Subprime Calculus: Citi, UBS Losers; Goldman, Deutsche Winners

According to Bloomberg, there was a banking confessional of sorts in Parliament:

Citigroup Inc., the biggest U.S. bank by assets, lost more money than it made from financial instruments based on U.S. subprime mortgages, a senior company executive said in a meeting at the British Parliament.

William Mills, chief executive officer of Citigroup’s markets and banking division in Europe, said his bank had suffered “reputational damage” from the fallout even though the New York-based company had made “adequate disclosures” to customers who were trading subprime-related securities including collateralized debt obligations.

“Our losses greatly exceeded the profits we made in this field over several years,” Mills said at a hearing of the Treasury Committee today.

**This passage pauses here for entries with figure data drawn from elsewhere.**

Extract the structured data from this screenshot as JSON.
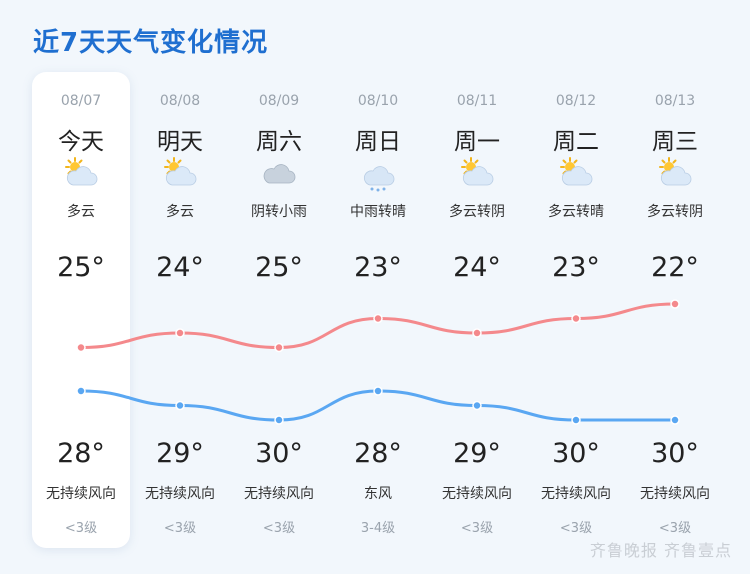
{
  "title": "近7天天气变化情况",
  "days": [
    {
      "date": "08/07",
      "name": "今天",
      "condition": "多云",
      "icon": "partly-cloudy-icon",
      "high": "25°",
      "low": "28°",
      "wind": "无持续风向",
      "level": "<3级"
    },
    {
      "date": "08/08",
      "name": "明天",
      "condition": "多云",
      "icon": "partly-cloudy-icon",
      "high": "24°",
      "low": "29°",
      "wind": "无持续风向",
      "level": "<3级"
    },
    {
      "date": "08/09",
      "name": "周六",
      "condition": "阴转小雨",
      "icon": "overcast-icon",
      "high": "25°",
      "low": "30°",
      "wind": "无持续风向",
      "level": "<3级"
    },
    {
      "date": "08/10",
      "name": "周日",
      "condition": "中雨转晴",
      "icon": "rain-icon",
      "high": "23°",
      "low": "28°",
      "wind": "东风",
      "level": "3-4级"
    },
    {
      "date": "08/11",
      "name": "周一",
      "condition": "多云转阴",
      "icon": "partly-cloudy-icon",
      "high": "24°",
      "low": "29°",
      "wind": "无持续风向",
      "level": "<3级"
    },
    {
      "date": "08/12",
      "name": "周二",
      "condition": "多云转晴",
      "icon": "partly-cloudy-icon",
      "high": "23°",
      "low": "30°",
      "wind": "无持续风向",
      "level": "<3级"
    },
    {
      "date": "08/13",
      "name": "周三",
      "condition": "多云转阴",
      "icon": "partly-cloudy-icon",
      "high": "22°",
      "low": "30°",
      "wind": "无持续风向",
      "level": "<3级"
    }
  ],
  "chart_data": {
    "type": "line",
    "categories": [
      "08/07",
      "08/08",
      "08/09",
      "08/10",
      "08/11",
      "08/12",
      "08/13"
    ],
    "series": [
      {
        "values": [
          25,
          24,
          25,
          23,
          24,
          23,
          22
        ],
        "color": "#f4898c"
      },
      {
        "values": [
          28,
          29,
          30,
          28,
          29,
          30,
          30
        ],
        "color": "#5aa7f2"
      }
    ]
  },
  "colors": {
    "accent": "#1f6fd0",
    "high_line": "#f4898c",
    "low_line": "#5aa7f2"
  },
  "watermark": "齐鲁晚报 齐鲁壹点"
}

Citigroup has been without a CEO since Charles O. “Chuck” Prince III quit last month after the bank announced $8 billion to $11 billion of writedowns on mortgage investments. That may cut fourth-quarter profit by up to $7 billion, the bank said. The company is searching for a new CEO and the candidates include Vikram Pandit, head of Citigroup’s subprime division.

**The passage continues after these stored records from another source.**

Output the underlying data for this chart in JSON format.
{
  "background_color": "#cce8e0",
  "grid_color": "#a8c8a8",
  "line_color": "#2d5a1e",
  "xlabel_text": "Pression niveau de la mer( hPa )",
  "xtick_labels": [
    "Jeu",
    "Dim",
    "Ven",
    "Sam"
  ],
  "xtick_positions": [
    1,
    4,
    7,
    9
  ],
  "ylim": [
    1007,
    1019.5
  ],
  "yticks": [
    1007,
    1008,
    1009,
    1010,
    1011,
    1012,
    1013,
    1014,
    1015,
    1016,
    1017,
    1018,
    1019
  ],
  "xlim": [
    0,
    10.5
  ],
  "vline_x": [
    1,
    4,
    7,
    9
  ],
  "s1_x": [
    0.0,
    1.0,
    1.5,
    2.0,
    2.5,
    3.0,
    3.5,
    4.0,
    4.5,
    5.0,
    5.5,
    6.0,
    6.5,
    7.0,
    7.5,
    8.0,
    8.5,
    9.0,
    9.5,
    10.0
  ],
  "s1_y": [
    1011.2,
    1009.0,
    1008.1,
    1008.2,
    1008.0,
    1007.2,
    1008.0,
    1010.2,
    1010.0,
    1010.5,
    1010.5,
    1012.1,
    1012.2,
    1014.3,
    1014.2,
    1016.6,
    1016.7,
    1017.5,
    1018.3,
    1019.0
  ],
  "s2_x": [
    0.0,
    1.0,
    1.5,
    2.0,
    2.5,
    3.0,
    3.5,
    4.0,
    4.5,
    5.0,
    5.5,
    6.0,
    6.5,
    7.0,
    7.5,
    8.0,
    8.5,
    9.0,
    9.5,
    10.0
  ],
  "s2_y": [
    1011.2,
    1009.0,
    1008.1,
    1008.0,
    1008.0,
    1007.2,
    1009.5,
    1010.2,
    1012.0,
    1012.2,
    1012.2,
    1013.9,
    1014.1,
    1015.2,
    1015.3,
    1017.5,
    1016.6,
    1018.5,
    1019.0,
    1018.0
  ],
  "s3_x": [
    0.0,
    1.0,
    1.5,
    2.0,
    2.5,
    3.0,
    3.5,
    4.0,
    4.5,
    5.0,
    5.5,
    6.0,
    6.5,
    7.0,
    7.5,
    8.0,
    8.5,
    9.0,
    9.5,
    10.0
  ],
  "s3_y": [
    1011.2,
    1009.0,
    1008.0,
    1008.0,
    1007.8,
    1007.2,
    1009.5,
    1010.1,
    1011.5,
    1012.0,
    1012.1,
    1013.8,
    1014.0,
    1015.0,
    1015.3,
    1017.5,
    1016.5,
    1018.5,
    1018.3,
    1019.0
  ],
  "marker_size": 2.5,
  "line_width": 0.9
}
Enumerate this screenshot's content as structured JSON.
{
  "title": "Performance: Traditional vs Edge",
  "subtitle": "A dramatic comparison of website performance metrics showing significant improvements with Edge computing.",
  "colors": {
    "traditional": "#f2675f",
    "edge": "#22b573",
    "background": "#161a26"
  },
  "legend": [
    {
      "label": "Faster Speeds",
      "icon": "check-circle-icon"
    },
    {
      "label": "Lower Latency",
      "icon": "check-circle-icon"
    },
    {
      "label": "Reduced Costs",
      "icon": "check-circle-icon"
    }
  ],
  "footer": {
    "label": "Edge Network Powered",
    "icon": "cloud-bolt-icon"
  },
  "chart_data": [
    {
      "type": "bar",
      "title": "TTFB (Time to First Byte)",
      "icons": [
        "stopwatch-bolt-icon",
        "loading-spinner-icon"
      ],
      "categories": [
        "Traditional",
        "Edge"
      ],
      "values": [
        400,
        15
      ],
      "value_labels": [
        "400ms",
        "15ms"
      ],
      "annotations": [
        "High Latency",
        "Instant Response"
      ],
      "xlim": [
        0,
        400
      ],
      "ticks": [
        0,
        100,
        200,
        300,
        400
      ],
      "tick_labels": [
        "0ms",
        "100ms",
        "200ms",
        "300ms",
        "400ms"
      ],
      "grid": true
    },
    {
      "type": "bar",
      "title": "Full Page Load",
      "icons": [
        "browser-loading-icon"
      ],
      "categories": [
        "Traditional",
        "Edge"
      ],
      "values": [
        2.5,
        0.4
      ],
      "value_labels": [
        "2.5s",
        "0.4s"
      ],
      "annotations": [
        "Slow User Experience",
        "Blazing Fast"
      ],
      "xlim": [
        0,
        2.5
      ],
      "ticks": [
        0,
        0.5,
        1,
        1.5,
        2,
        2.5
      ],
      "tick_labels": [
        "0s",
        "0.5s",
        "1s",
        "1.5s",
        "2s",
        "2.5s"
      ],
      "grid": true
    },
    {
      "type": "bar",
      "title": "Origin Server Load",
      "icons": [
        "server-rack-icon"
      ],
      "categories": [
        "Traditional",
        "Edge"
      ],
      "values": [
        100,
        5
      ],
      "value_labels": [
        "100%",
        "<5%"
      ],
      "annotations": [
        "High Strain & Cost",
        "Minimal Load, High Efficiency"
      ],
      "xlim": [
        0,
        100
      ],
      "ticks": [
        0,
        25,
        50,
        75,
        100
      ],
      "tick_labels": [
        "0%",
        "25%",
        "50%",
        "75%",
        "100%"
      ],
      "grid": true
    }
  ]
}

“The end buyers of these instruments were sophisticated institutions that were given the opportunity to review the documents associated with them,” Mills said. “We’ve taken our fair share of losses on this.”

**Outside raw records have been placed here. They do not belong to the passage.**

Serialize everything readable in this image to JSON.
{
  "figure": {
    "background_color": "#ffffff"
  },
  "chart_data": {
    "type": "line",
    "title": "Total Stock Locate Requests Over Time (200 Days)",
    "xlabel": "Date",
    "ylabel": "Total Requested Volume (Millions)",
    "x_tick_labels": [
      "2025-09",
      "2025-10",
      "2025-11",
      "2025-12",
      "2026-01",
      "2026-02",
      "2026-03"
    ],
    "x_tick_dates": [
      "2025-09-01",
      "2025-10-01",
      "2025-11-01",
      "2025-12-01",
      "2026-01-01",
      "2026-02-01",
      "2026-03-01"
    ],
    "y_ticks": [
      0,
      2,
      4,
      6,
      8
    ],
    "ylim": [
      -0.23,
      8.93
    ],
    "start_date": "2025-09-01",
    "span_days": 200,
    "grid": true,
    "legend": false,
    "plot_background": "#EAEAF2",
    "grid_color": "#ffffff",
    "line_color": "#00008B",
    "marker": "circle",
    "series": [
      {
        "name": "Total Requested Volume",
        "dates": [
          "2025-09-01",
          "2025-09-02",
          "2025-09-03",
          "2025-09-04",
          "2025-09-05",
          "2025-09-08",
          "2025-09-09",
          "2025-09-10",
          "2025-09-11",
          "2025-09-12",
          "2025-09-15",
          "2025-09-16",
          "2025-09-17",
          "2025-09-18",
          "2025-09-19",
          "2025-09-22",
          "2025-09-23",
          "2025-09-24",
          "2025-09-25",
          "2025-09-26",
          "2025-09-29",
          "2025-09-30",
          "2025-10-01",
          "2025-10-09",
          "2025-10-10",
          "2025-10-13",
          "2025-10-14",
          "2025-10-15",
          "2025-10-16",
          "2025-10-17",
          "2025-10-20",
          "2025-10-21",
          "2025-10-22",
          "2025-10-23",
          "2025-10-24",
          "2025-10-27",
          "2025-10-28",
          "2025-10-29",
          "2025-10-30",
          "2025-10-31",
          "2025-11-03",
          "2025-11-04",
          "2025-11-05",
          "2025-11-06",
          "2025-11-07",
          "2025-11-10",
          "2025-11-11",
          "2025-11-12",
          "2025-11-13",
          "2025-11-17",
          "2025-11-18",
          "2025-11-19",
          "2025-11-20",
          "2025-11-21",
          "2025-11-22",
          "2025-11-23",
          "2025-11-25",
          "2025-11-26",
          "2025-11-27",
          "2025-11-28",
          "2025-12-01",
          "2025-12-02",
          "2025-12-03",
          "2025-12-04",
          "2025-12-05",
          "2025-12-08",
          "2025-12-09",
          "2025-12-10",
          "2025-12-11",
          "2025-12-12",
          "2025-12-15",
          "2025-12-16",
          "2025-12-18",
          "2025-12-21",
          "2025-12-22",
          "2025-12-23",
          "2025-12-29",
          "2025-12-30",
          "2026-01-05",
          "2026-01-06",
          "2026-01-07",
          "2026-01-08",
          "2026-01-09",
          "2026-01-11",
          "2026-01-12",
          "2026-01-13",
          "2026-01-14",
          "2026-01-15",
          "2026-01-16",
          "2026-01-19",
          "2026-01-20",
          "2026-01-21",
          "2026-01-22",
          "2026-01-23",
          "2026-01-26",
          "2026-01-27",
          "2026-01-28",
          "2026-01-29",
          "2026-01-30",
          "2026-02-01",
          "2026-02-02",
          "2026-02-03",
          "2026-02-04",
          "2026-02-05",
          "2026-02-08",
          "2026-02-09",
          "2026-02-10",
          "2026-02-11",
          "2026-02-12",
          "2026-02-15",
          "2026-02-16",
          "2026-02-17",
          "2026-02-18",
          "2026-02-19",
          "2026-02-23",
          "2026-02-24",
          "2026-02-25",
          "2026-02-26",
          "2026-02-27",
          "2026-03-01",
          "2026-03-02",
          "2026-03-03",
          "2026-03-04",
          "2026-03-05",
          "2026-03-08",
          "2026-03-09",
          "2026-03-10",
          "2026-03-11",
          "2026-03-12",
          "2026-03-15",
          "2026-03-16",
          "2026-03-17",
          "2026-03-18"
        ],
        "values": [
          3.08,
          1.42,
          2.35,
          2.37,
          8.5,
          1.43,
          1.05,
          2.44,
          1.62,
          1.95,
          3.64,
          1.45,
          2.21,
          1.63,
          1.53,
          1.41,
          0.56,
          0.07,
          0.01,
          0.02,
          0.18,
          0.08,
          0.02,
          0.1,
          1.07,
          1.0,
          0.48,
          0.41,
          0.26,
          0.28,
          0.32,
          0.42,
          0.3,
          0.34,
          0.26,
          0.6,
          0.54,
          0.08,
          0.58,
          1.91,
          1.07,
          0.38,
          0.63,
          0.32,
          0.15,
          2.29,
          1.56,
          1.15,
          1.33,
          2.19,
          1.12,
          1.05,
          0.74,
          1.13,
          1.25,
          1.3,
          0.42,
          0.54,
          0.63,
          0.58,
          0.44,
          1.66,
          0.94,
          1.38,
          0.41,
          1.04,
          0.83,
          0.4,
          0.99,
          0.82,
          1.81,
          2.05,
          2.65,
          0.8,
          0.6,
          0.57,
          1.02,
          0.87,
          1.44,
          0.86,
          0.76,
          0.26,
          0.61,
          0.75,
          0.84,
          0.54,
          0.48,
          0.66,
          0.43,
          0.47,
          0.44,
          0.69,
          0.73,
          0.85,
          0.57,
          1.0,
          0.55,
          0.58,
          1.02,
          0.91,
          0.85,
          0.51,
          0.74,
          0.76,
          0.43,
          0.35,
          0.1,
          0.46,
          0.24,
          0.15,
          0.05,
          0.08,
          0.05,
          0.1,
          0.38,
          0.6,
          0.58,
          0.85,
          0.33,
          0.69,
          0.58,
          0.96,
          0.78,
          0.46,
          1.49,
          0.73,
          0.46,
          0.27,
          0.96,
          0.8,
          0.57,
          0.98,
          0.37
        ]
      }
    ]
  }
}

Jeremy Palmer, who runs UBS AG’s investment banking unit in Europe, the Middle East and Africa, told the committee Switzerland’s biggest bank probably also lost more than it made.

Gerald Corrigan, the managing director in charge of risk management at Goldman Sachs Group Inc., said that his bank had fared better than Citi.

“On balance, we probably made money,” Corrigan told lawmakers. “We have had a measure of success in hedging some of our exposure.”

Corrigan said that disruptions akin to the subprime crisis could happen again even if bankers devote “relentless energy” towards preventing them.

“It is the nature of things, sad but true, that these periodic disruptions will occur,” he said. “We have to be honest enough to recognize that as hard as we work at this, sometime in the future another surprise will occur.”

“Mistakes were made, there is no question about that,” said Corrigan.

Deutsche Bank probably made more money from marketing CDOs than it lost, said Charles Aldington, chairman of its London unit.